Le 21 avril 2026, sur le plateau de France 2, Roland Lescure dévoilait le nouveau dispositif « grands rouleurs travailleurs modestes » : indemnité forfaitaire moyenne de 20 cts/litre, versée sous trois mois, pour les salariés, infirmiers libéraux ou aides à domicile vivant à plus de 15 km de leur travail, ou parcourant 8 000 km/an. Sauf que, fin avril, aucun décret n’existe. Ni le plafond réel pour un couple, ni la formule de calcul, ni le régime fiscal. L’administration joue la montre, l’électeur attend.

Face à une hausse brutale des carburants depuis début 2026, liée aux tensions géopolitiques au Moyen-Orient, l’exécutif a opté pour une réponse ciblée. Après les transporteurs et agriculteurs, place aux particuliers contraints d’utiliser leur véhicule pour travailler.
La flambée qui a tout déclenché
Depuis le début de l'année 2026, le prix à la pompe a grimpé de plus de 50 centimes par litre par rapport à 2025, sous l'effet direct des tensions géopolitiques au Moyen-Orient. Pour les travailleurs qui n'ont ni métro ni télétravail, infirmières libérales, aides à domicile, salariés périurbains, cette hausse représente une ponction mensuelle significative sur des revenus déjà contraints.

Le gouvernement Lecornu, déjà occupé depuis fin mars à calmer les transporteurs, agriculteurs et pêcheurs avec des aides sectorielles ciblées, a finalement concédé un geste en direction des particuliers.

Ce geste a un visage et une heure de grande écoute : Roland Lescure, ministre de l'Économie, a déroulé le dispositif face aux caméras de France 2 lors du journal du 21 avril.

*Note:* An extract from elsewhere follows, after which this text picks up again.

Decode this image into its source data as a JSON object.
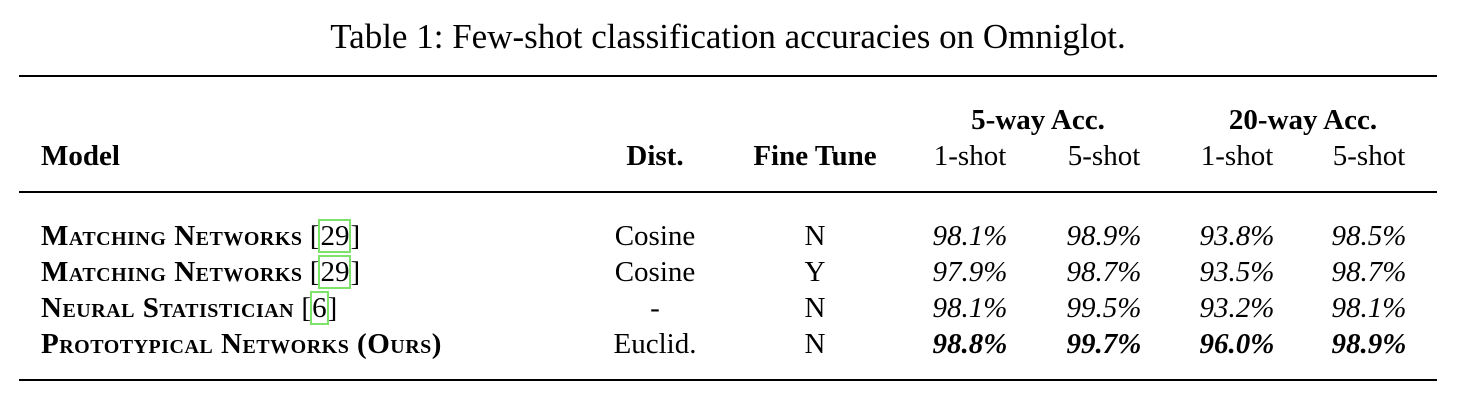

Deux conditions pour en bénéficier : habiter à plus de 15 km de son lieu de travail (ou parcourir plus de 8 000 km/an pour les professions mobiles), et appartenir à la moitié des ménages les moins aisés soit moins de 17 000 euros annuels pour une personne seule, ou environ 50 000 euros pour un couple avec deux enfants.
Un dispositif à géométrie encore variable
Sur le fond, le mécanisme semble raisonnable. L'aide forfaitaire, non versée à la pompe mais en une fois sur le compte fiscal est rétroactive sur avril, mai et juin 2026. Un salarié faisant 40 km aller-retour par jour pourrait ainsi percevoir environ 350 euros sur trois mois. Une infirmière libérale déclarant 8 000 km professionnels par an toucherait autour de 400 euros. Sur le papier, c'est du concret.

Mais les fondations administratives du dispositif sont pour l'heure opaques. Au 22 avril 2026, le décret d'application n'a pas encore été publié. La formule exacte de calcul de l'aide reste inconnue. Le portail de demande sur impots.gouv.fr n'existe pas encore, il est "attendu fin mai".

La définition même du critère kilométrique (distance à vol d'oiseau ou par route ?) n'a pas été précisée. En clair : l'État annonce une aide dont il ne connaît pas encore lui-même tous les paramètres.

Une réponse politique sous contrainte budgétaire
Ce dispositif s’inscrit dans une série d’aides sectorielles lancées depuis fin mars 2026 par le gouvernement de Sébastien Lecornu. Mais il tranche avec l’indemnité carburant de 2023 (100 € forfaitaires), abandonnée en 2024 faute de déclenchement.

Le choix d’un ciblage strict et d’une durée limitée à trois mois révèle une stratégie défensive : contenir l’impact social sans ouvrir un guichet trop large. En toile de fond, la contrainte des finances publiques et la crainte d’un effet d’aubaine.
Reste une incohérence majeure : compenser partiellement une hausse des prix sans agir sur ses causes, fiscalité énergétique, dépendance aux importations, ou politique européenne des carburants. L’aide agit comme un amortisseur temporaire, non comme une solution structurelle.